Jeff Spaleta wrote:
On 9/12/07, Les Mikesell lesmikesell@gmail.com wrote:
Or, if you need another level of indirection, include a repo that doesn't itself have anything controversial but has a package that configures yum for repos that might.
oh classy. So how would that work from a user perspective?
Let's say the repo you describe exists... let's call it the repo-clearinghouse repo. It essentially holds release packages for each addon repo that can be installed thus configuring the client to pull packages from different addon repos.
Obviously yum install repoA-release will install the release package for repoA, as held in the clearinghouse repo... but how do you expose things in a way that a user can ask which addon repo they need to configure?
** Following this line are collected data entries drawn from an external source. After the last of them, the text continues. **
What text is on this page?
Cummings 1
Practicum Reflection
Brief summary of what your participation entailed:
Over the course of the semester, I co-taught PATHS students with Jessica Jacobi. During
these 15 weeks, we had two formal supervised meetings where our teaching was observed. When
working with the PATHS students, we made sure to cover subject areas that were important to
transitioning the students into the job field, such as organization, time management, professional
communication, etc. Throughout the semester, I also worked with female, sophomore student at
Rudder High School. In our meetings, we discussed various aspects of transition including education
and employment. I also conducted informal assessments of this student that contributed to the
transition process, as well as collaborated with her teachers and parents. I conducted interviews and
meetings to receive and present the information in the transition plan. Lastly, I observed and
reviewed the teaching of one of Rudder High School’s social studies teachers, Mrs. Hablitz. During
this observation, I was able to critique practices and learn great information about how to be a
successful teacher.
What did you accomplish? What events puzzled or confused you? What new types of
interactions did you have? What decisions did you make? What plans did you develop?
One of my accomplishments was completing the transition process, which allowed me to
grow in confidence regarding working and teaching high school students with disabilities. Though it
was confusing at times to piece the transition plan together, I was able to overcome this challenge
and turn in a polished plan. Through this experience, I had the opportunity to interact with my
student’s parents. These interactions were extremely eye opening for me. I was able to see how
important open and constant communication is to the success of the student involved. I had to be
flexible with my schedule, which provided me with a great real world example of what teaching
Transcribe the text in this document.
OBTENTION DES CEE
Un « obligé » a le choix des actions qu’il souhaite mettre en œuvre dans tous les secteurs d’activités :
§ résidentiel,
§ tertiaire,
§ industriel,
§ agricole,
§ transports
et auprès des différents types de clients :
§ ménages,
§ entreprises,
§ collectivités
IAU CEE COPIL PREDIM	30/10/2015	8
How does a user know about any other package and decide if they would like yum to install it? A name convention for packages so something like 'yum search repo' would find a list of repos that yum could add to itself.
Say I want support for the new foo codec that can't be shipped in Fedora. Do i look in repoA or repoB or repoC ? How would the repo-clearinghouse repo expose that repoA was the correct location to find all things related to foo codec? How do I ask which repo to configure through interaction with the repo-clearinghouse metadata specifically to get access to all foo codec related packages?
'yum info repoA-release' might describe why you would want to install access to that repo, perhaps to the extent of having the package list or at least the ones that you felt could be legally mentioned everywhere. But, I thought the point of rpm-fusion was to become the only extra repo you might need so this decision wouldn't be too complicated.